Using d3.js to visualize Article-Level Metrics over time

PLOS Article-Level Metrics (ALM) are a great set of data (available via API and as monthly data dump) for some nice data visualizations. I have recently become a big fan of the d3.js javascript library, and have now used d3 to look at some ALM data over time.

I like simple visualizations without too many labels or axes, and wanted to do a visualization inspired by sparklines ever since we discussed this idea in our altviz breakout group at the ALM workshop hackathon in November 2012 (kudos in particular to Juan Alperin, Karthik Ram and Carl Boettiger). In the chart below every column represents the numbers for a given month, with alternating colors for the years (the article was published November 2009).

CiteULike bookmarks, usage stats from PLOS website and blog posts for article Article-Level Metrics and the Evolution of Scientific Impact by month, available at http://dx.doi.org/10.1371/journal.pbio.1000242.

You can see a pattern that is probably typical for many articles independent of the absolute numbers: most pageviews and downloads happen in the weeks after publication, as does academic bookmarking and science blogging.

The second example shows a very different pattern. This is not only the most-downloaded PLOS article, but  the distribution of downloads over time is very different, with the number of monthly downloads actually higher the last two years (this article was published in August 2005). We also see a few spikes in the usage stats, probably indicating events that triggered usage. Academic bookmarking was most active from 2009 to 2011 and not right after publication, although that might also have to do with the relative popularity of CiteULike over time.

CiteULike bookmarks, usage stats from PLOS website and blog posts for article Why Most Published Research Findings Are False by month, available at http://dx.doi.org/10.1371/journal.pmed.0020124.

Citation data are unfortunately more difficult to get with exact publication dates (why is that so difficult?), but we can at least look at CrossRef numbers by year for the same article.
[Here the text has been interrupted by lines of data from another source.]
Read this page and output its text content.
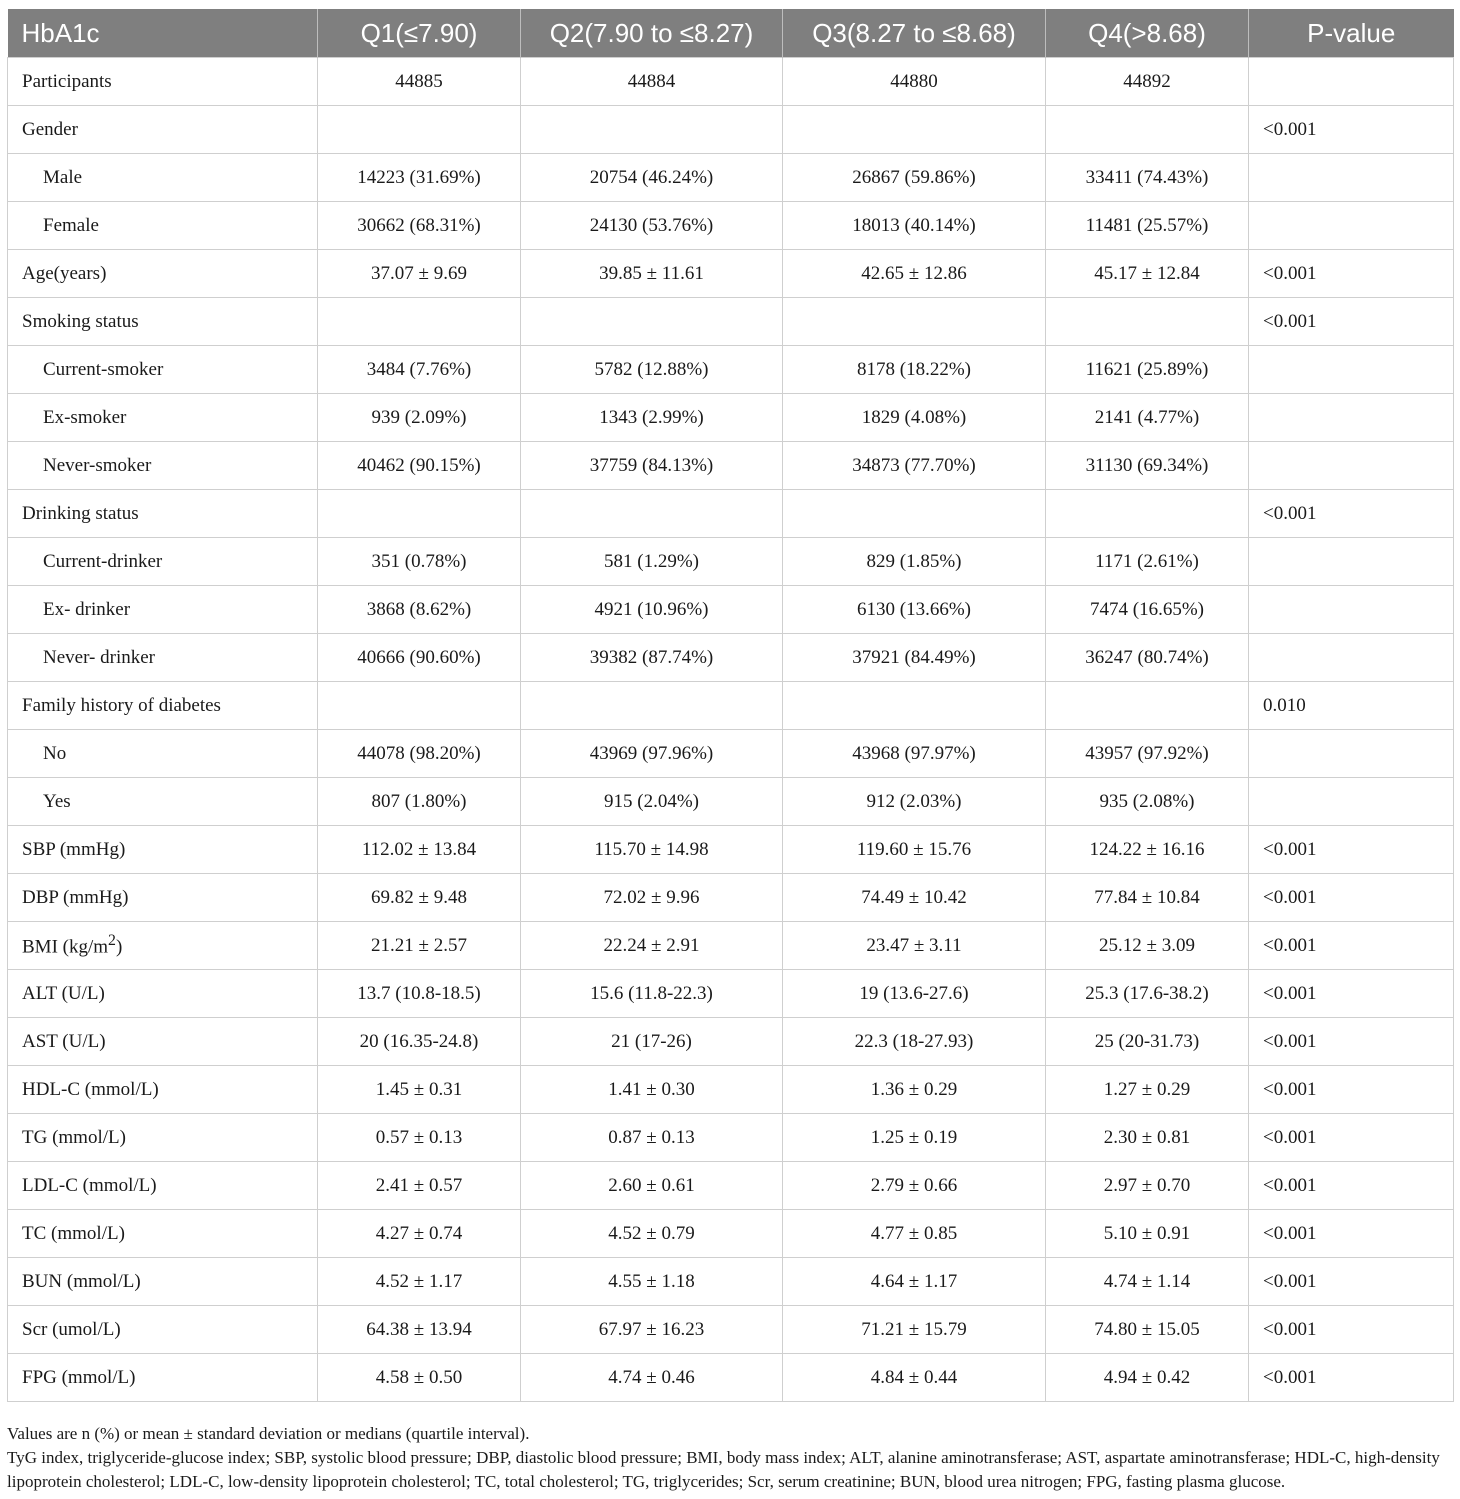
HbA1c	Q1(≤7.90)	Q2(7.90 to ≤8.27)	Q3(8.27 to ≤8.68)	Q4(>8.68)	P-value
Participants	44885	44884	44880	44892	
Gender					<0.001
Male	14223 (31.69%)	20754 (46.24%)	26867 (59.86%)	33411 (74.43%)	
Female	30662 (68.31%)	24130 (53.76%)	18013 (40.14%)	11481 (25.57%)	
Age(years)	37.07 ± 9.69	39.85 ± 11.61	42.65 ± 12.86	45.17 ± 12.84	<0.001
Smoking status					<0.001
Current-smoker	3484 (7.76%)	5782 (12.88%)	8178 (18.22%)	11621 (25.89%)	
Ex-smoker	939 (2.09%)	1343 (2.99%)	1829 (4.08%)	2141 (4.77%)	
Never-smoker	40462 (90.15%)	37759 (84.13%)	34873 (77.70%)	31130 (69.34%)	
Drinking status					<0.001
Current-drinker	351 (0.78%)	581 (1.29%)	829 (1.85%)	1171 (2.61%)	
Ex- drinker	3868 (8.62%)	4921 (10.96%)	6130 (13.66%)	7474 (16.65%)	
Never- drinker	40666 (90.60%)	39382 (87.74%)	37921 (84.49%)	36247 (80.74%)	
Family history of diabetes					0.010
No	44078 (98.20%)	43969 (97.96%)	43968 (97.97%)	43957 (97.92%)	
Yes	807 (1.80%)	915 (2.04%)	912 (2.03%)	935 (2.08%)	
SBP (mmHg)	112.02 ± 13.84	115.70 ± 14.98	119.60 ± 15.76	124.22 ± 16.16	<0.001
DBP (mmHg)	69.82 ± 9.48	72.02 ± 9.96	74.49 ± 10.42	77.84 ± 10.84	<0.001
BMI $(kg/m^2)$	21.21 ± 2.57	22.24 ± 2.91	23.47 ± 3.11	25.12 ± 3.09	<0.001
ALT (U/L)	13.7 (10.8-18.5)	15.6 (11.8-22.3)	19 (13.6-27.6)	25.3 (17.6-38.2)	<0.001
AST (U/L)	20 (16.35-24.8)	21 (17-26)	22.3 (18-27.93)	25 (20-31.73)	<0.001
HDL-C (mmol/L)	1.45 ± 0.31	1.41 ± 0.30	1.36 ± 0.29	1.27 ± 0.29	<0.001
TG (mmol/L)	0.57 ± 0.13	0.87 ± 0.13	1.25 ± 0.19	2.30 ± 0.81	<0.001
LDL-C (mmol/L)	2.41 ± 0.57	2.60 ± 0.61	2.79 ± 0.66	2.97 ± 0.70	<0.001
TC (mmol/L)	4.27 ± 0.74	4.52 ± 0.79	4.77 ± 0.85	5.10 ± 0.91	<0.001
BUN (mmol/L)	4.52 ± 1.17	4.55 ± 1.18	4.64 ± 1.17	4.74 ± 1.14	<0.001
Scr (umol/L)	64.38 ± 13.94	67.97 ± 16.23	71.21 ± 15.79	74.80 ± 15.05	<0.001
FPG (mmol/L)	4.58 ± 0.50	4.74 ± 0.46	4.84 ± 0.44	4.94 ± 0.42	<0.001

Values are n (%) or mean ± standard deviation or medians (quartile interval).

TyG index, triglyceride-glucose index; SBP, systolic blood pressure; DBP, diastolic blood pressure; BMI, body mass index; ALT, alanine aminotransferase; AST, aspartate aminotransferase; HDL-C, high-density lipoprotein cholesterol; LDL-C, low-density lipoprotein cholesterol; TC, total cholesterol; TG, triglycerides; Scr, serum creatinine; BUN, blood urea nitrogen; FPG, fasting plasma glucose.
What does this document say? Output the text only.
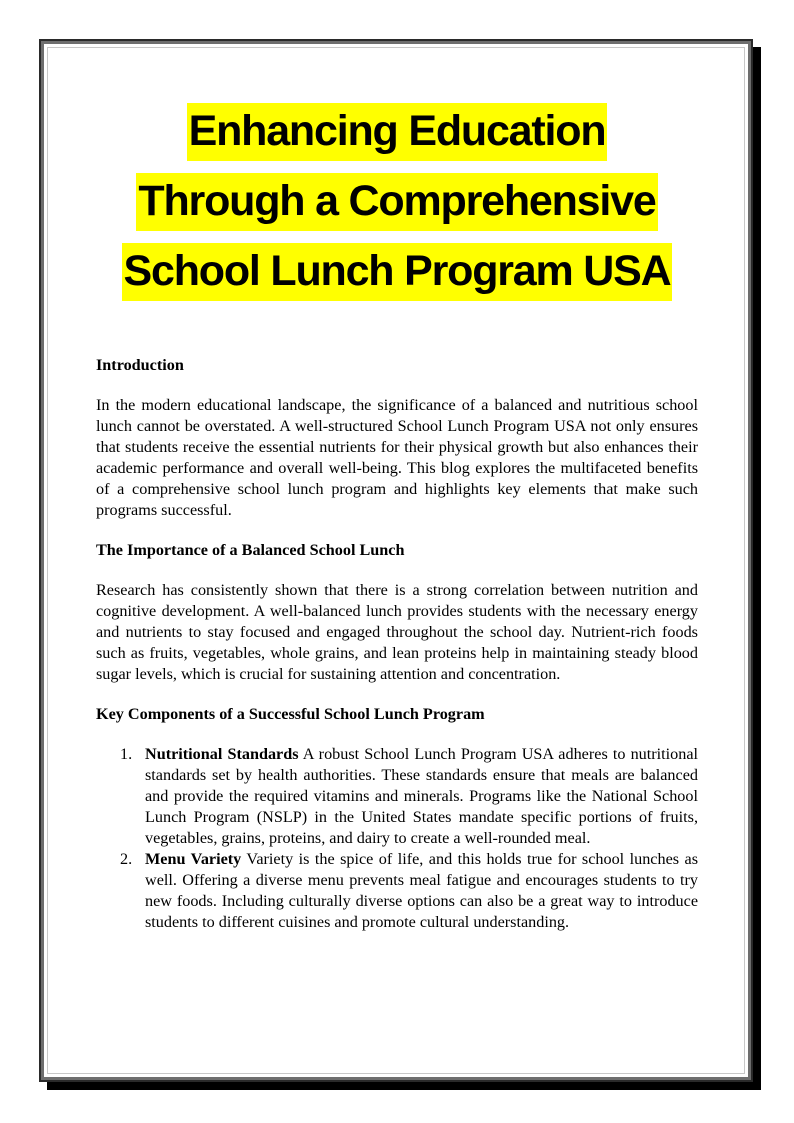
Enhancing Education
Through a Comprehensive
School Lunch Program USA
Introduction
In the modern educational landscape, the significance of a balanced and nutritious school lunch cannot be overstated. A well-structured School Lunch Program USA not only ensures that students receive the essential nutrients for their physical growth but also enhances their academic performance and overall well-being. This blog explores the multifaceted benefits of a comprehensive school lunch program and highlights key elements that make such programs successful.
The Importance of a Balanced School Lunch
Research has consistently shown that there is a strong correlation between nutrition and cognitive development. A well-balanced lunch provides students with the necessary energy and nutrients to stay focused and engaged throughout the school day. Nutrient-rich foods such as fruits, vegetables, whole grains, and lean proteins help in maintaining steady blood sugar levels, which is crucial for sustaining attention and concentration.
Key Components of a Successful School Lunch Program
1. Nutritional Standards A robust School Lunch Program USA adheres to nutritional standards set by health authorities. These standards ensure that meals are balanced and provide the required vitamins and minerals. Programs like the National School Lunch Program (NSLP) in the United States mandate specific portions of fruits, vegetables, grains, proteins, and dairy to create a well-rounded meal.
2. Menu Variety Variety is the spice of life, and this holds true for school lunches as well. Offering a diverse menu prevents meal fatigue and encourages students to try new foods. Including culturally diverse options can also be a great way to introduce students to different cuisines and promote cultural understanding.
CiteULike bookmarks, usage stats from PLOS website and blog posts for article Why Most Published Research Findings Are False by year, available at http://dx.doi.org/10.1371/journal.pmed.0020124.

The citation numbers by year are still increasing (the last bar is for 2013), indicating that this article is still of general interest 8 years after publication. This would probably be unusual for a life sciences research article, but the article is an essay looking at common pitfalls in the statistical analysis of research data.